Just get to them. That’s all you have to do. You can do this, you have plenty of time.
Then she sees the ship.
It’s long, almost impossibly huge. Near the back thrusters it is dark gray and jagged, stabilized by half-circle fins. Long spindly sensor antennae shoot off here and there like needles. The front half of the ship – is something else. Matte brown, bulbous and rough, it looks almost earthen, like some growth wrapping around the actual starship and crawling down the sides.
For a moment Shepard stops her futile struggle, staring down the hideous starship as it passes over the remains of the Normandy. For a sickening moment it seems the escape pods are its next target – but it ignores them completely, heading off lazily into the darkness of space.
It destroyed the Normandy, and it left. Shepard resumes the attempts to slow down her inertia. It didn’t want prisoners or casualties – but why? The sight of the escape pods starts to revive the panic – they’re farther away than ever, now. The combat hardsuit protects her from the immediate conditions of space, but she needs to get to a pod if she’s going to survive until rescue comes.
A hissing noise, in her ear. Soft. Barely perceptible.
Shepard reaches up, touches the side of her helmet. Her hand slides to the back of her head. To the back of her neck.
Even through the hardsuit gauntlet she can feel the steady stream of pressure. Her brain refuses to accept it – not after the destruction of the Normandy, not after the bizarre starship, not after being flung out into space…
It’s her air.
In the explosion I hit the wall and I heard a crack –
Her oxygen supply is leaking out between her fingers.
Both hands clap to the back of her neck, to the seam where the air is delivered to her helmet. She presses down with all her strength, contorts her body for a better angle. The pressure stream doesn’t even slow.
So many times her life where she was sure she was going to die.
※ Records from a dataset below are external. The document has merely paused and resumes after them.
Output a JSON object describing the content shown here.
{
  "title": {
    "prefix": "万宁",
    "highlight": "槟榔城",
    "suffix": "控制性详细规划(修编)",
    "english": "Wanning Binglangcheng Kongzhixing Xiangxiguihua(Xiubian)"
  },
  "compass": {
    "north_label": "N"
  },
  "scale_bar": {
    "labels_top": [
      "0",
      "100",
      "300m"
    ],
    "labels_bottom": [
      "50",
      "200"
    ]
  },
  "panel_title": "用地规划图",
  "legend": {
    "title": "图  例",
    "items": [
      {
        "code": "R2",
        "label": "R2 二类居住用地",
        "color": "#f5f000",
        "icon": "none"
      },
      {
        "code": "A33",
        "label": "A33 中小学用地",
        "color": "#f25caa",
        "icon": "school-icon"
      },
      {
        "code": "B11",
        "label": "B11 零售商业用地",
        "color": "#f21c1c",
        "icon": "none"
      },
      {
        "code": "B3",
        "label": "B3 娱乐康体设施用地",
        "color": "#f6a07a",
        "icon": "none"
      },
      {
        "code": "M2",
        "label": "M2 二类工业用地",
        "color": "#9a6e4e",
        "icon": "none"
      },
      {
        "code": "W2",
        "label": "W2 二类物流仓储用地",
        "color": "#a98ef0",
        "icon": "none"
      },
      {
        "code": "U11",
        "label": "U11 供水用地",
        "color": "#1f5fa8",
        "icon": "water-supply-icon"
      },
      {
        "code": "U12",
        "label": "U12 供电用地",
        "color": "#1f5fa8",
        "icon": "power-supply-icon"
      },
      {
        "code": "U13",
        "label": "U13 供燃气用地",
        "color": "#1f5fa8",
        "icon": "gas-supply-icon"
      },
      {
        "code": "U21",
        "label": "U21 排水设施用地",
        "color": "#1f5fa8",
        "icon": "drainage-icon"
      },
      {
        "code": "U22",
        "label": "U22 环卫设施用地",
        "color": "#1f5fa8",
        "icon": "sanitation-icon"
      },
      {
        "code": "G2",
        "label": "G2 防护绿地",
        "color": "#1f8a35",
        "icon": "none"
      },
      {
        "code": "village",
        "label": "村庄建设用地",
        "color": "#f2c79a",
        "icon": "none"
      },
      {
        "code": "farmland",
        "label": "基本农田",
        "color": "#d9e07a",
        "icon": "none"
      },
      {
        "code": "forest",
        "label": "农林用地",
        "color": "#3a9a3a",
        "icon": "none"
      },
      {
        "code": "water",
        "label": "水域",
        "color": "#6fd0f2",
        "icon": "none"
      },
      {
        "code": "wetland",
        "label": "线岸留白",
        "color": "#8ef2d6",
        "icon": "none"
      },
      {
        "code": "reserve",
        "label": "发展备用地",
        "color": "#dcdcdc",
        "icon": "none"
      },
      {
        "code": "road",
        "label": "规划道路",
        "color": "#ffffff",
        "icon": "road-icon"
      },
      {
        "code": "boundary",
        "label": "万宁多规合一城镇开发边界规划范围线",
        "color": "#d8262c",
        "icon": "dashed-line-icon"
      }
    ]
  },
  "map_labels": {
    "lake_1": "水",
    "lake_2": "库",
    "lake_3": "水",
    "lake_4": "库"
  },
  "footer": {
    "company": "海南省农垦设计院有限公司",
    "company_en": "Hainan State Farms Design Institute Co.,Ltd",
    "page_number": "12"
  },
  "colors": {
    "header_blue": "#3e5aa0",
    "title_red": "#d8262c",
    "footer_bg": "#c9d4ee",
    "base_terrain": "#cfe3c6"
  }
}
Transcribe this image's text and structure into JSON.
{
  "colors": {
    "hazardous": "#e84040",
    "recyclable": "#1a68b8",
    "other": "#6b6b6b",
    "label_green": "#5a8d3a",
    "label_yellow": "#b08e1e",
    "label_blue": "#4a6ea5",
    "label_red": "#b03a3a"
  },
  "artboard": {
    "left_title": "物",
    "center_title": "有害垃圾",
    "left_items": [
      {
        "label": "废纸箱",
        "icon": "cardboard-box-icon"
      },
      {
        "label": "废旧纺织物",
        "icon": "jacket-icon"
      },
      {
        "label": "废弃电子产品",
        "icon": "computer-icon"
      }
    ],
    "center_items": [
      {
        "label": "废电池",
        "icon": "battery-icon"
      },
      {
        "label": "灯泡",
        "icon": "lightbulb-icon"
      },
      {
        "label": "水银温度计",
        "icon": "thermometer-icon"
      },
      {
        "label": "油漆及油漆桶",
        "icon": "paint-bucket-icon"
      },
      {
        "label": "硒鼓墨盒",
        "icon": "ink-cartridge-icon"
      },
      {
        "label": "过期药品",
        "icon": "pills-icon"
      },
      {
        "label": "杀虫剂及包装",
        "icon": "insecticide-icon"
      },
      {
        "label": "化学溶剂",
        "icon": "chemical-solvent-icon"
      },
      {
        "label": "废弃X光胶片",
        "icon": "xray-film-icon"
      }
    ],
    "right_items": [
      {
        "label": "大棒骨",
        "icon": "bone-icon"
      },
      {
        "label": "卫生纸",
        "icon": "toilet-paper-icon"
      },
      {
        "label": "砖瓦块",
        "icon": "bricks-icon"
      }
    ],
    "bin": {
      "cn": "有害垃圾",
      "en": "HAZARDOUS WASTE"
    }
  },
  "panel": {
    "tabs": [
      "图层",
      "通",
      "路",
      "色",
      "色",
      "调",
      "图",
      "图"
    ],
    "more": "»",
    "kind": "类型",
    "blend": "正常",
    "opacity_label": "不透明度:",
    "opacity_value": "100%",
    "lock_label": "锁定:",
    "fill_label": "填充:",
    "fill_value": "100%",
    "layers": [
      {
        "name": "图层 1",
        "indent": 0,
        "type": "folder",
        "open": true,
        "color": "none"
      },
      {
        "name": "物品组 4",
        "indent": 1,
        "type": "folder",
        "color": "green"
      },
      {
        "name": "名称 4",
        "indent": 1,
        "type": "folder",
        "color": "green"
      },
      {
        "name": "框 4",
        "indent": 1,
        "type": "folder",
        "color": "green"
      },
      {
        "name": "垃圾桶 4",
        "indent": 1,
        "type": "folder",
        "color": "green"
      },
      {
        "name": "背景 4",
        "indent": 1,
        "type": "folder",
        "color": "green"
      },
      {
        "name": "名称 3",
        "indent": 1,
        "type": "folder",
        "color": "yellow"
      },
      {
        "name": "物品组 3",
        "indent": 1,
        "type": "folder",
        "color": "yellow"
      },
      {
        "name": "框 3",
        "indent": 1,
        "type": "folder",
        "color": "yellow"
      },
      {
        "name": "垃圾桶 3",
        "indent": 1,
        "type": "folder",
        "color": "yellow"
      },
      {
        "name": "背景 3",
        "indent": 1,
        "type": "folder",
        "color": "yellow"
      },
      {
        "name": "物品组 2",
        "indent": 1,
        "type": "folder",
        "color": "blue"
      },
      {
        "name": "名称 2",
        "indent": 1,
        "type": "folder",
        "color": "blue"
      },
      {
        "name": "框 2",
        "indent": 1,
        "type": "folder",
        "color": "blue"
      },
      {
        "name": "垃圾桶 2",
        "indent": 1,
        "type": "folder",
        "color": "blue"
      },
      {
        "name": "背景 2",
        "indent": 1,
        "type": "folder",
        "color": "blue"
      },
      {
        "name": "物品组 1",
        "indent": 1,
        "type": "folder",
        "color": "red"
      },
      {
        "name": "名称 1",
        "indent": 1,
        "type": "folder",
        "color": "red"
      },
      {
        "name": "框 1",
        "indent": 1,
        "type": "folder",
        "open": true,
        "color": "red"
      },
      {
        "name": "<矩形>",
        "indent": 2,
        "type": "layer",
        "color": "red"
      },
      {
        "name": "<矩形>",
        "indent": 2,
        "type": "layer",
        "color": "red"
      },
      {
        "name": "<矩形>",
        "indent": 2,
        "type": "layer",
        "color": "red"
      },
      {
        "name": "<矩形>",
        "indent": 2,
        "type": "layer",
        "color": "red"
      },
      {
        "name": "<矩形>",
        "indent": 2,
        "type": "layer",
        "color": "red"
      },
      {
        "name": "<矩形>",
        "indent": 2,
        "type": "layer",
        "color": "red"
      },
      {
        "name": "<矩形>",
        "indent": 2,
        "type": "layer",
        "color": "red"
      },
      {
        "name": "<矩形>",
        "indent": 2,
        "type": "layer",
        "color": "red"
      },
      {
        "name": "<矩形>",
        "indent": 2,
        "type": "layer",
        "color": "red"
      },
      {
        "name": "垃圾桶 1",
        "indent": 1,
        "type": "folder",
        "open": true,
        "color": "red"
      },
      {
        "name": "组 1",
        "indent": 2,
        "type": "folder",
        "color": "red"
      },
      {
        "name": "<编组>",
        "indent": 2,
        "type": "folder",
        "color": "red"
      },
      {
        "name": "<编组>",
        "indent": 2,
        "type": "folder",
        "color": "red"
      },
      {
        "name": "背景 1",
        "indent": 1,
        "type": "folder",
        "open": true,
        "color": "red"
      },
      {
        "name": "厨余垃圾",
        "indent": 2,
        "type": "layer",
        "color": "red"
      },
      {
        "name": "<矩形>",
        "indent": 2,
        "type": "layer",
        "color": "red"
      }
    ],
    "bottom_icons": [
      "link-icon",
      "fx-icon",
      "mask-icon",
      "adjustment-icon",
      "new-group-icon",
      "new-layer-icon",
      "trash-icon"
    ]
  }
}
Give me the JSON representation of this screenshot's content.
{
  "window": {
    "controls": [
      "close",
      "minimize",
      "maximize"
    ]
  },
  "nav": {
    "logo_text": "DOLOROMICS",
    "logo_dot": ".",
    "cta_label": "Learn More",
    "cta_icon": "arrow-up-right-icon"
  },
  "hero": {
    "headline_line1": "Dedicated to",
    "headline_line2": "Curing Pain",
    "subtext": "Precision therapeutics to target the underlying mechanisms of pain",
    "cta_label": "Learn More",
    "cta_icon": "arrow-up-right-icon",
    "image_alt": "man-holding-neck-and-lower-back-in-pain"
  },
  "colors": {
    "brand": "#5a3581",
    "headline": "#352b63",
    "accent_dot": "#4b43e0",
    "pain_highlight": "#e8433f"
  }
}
Mindoir. Elysium. The Prothean vision that slowly overloaded her brain. Practically every step chasing Saren, right down to the Battle of the Citadel.
Of course she would go down fighting – she was a soldier.
But now…
The escape pods are just specks of blinking lights.
The pressure hisses past her fingers.
Space is wide and dark. To her right, Alchera looms.
There’s no fighting here.
Nothing left to do but wait. Until her air runs out.
Until she dies.
Shepard scrabbles both hands over the back of her neck, and screams, and screams, until it all goes dark.